The bill shields patients from personal criminal liability and aims to protect public water systems, but it creates new federal criminal penalties and broad compliance risks for providers that could deter care and reduce access to abortion.
Women who obtain abortions are not criminally liable for violations related to disposal of fetal remains from their own procedures, removing the risk of personal prosecution for patients.
Local governments and public health systems are protected by prohibiting disposal of fetal remains into publicly owned water systems, reducing contamination risk to water infrastructure and potential public-health impacts.
Women, especially low-income individuals, could experience reduced access to abortion services if providers stop offering care or close clinics because of increased criminal and compliance risks.
Abortion providers and healthcare workers face federal criminal penalties — including fines and up to 5 years imprisonment — for disposal practices, substantially increasing their risk of prosecution.
Abortion providers and hospitals face legal uncertainty across state lines because a federal criminal prohibition could expose them to prosecution even in states without specific disposal rules, complicating multi-state operations and clinical decision-making.
Based on analysis of 2 sections of legislative text.

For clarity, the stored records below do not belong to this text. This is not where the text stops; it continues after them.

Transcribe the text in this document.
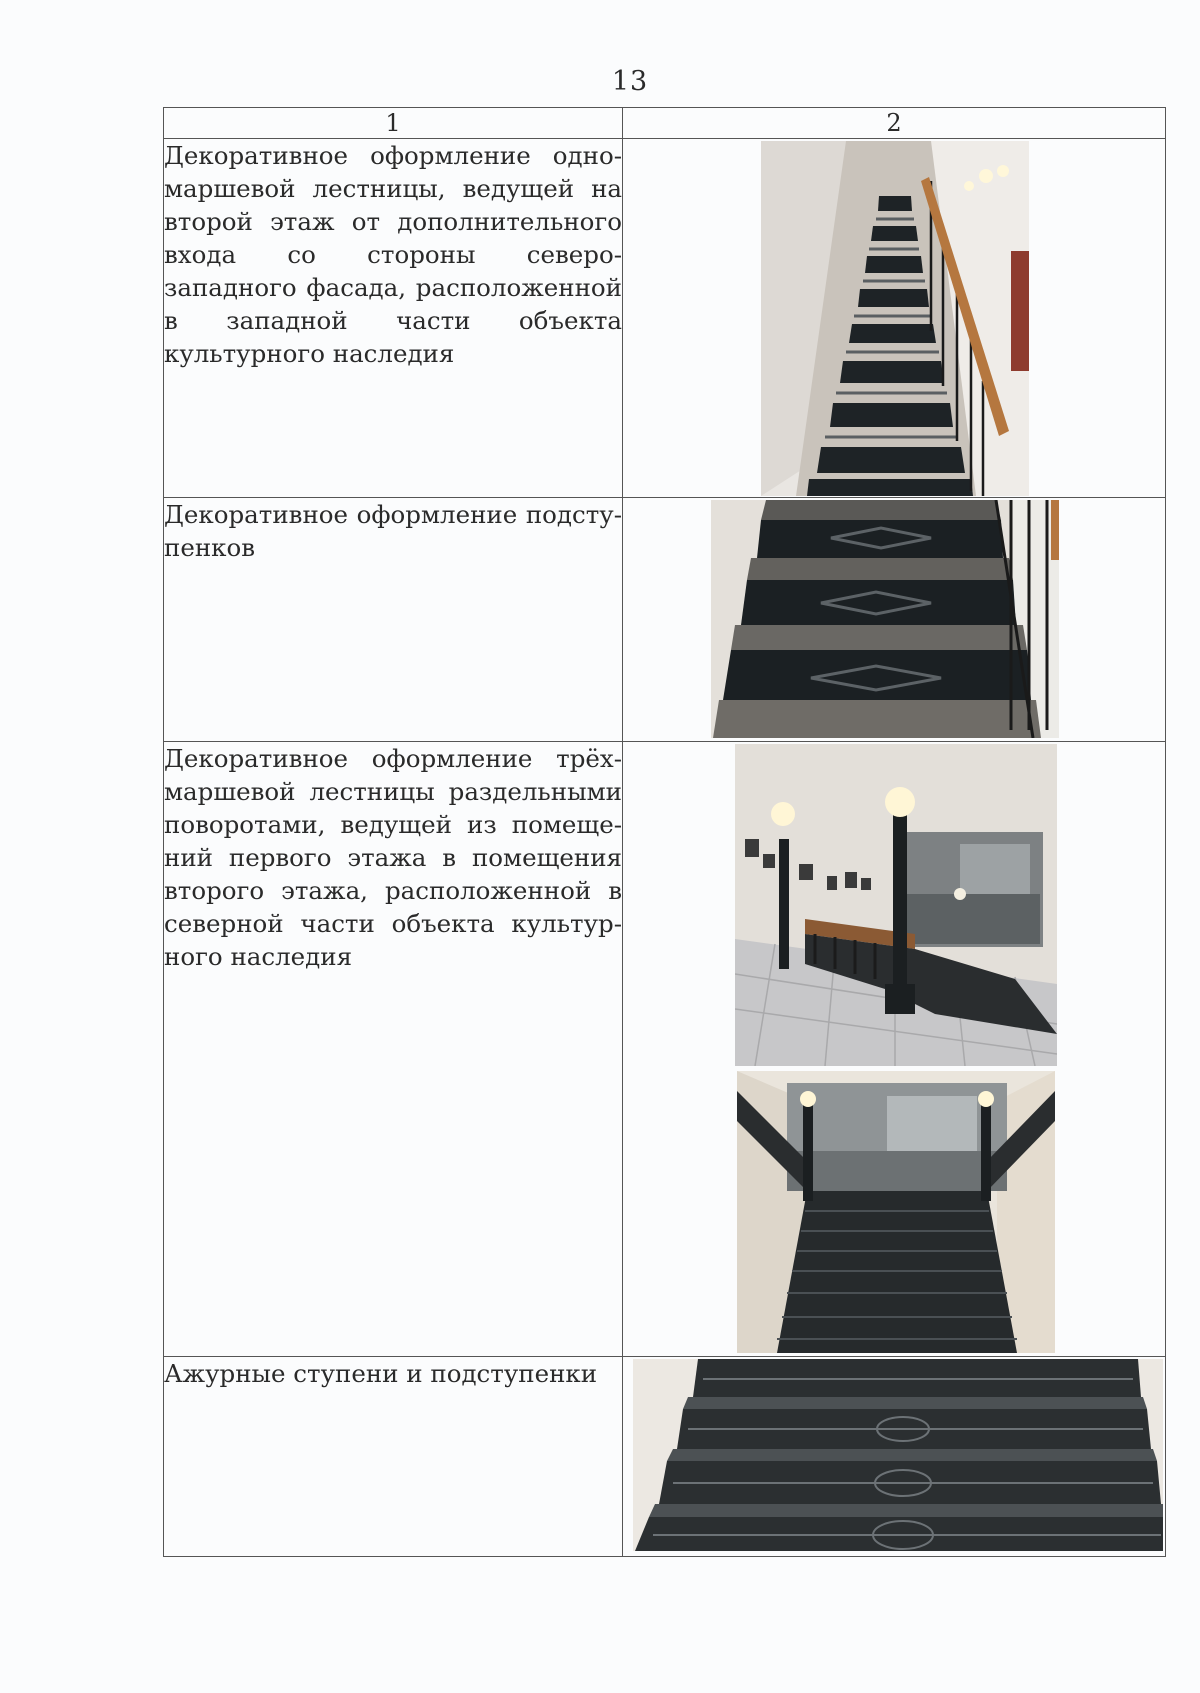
13
1	2
Декоративное оформление одномаршевой лестницы, ведущей на второй этаж от дополнительного входа со стороны северо-западного фасада, расположенной в западной части объекта культурного наследия	

Декоративное оформление подступенков	

Декоративное оформление трёхмаршевой лестницы раздельными поворотами, ведущей из помещений первого этажа в помещения второго этажа, расположенной в северной части объекта культурного наследия	

Ажурные ступени и подступенки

Prohibits abortion providers from disposing fetal remains or related medical waste into publicly owned water systems and creates criminal penalties (fines and up to 5 years imprisonment).
Introduced June 25, 2025 by Brandon Gill · Last progress June 25, 2025
Prohibits abortion providers from disposing of fetal remains or related medical waste into publicly owned water systems and creates federal criminal penalties (fines under Title 18 and up to 5 years imprisonment, or both) for violations. The text defines key terms (including “abortion provider,” “fetal remains,” and “publicly owned water system”), excludes the patient from provider liability, and preserves any state or local laws that are more restrictive. The measure adds a new federal statutory provision to title 42 without providing funding or procedural deadlines; it focuses on disposal practices and criminal enforcement rather than creating new programs or authorizations.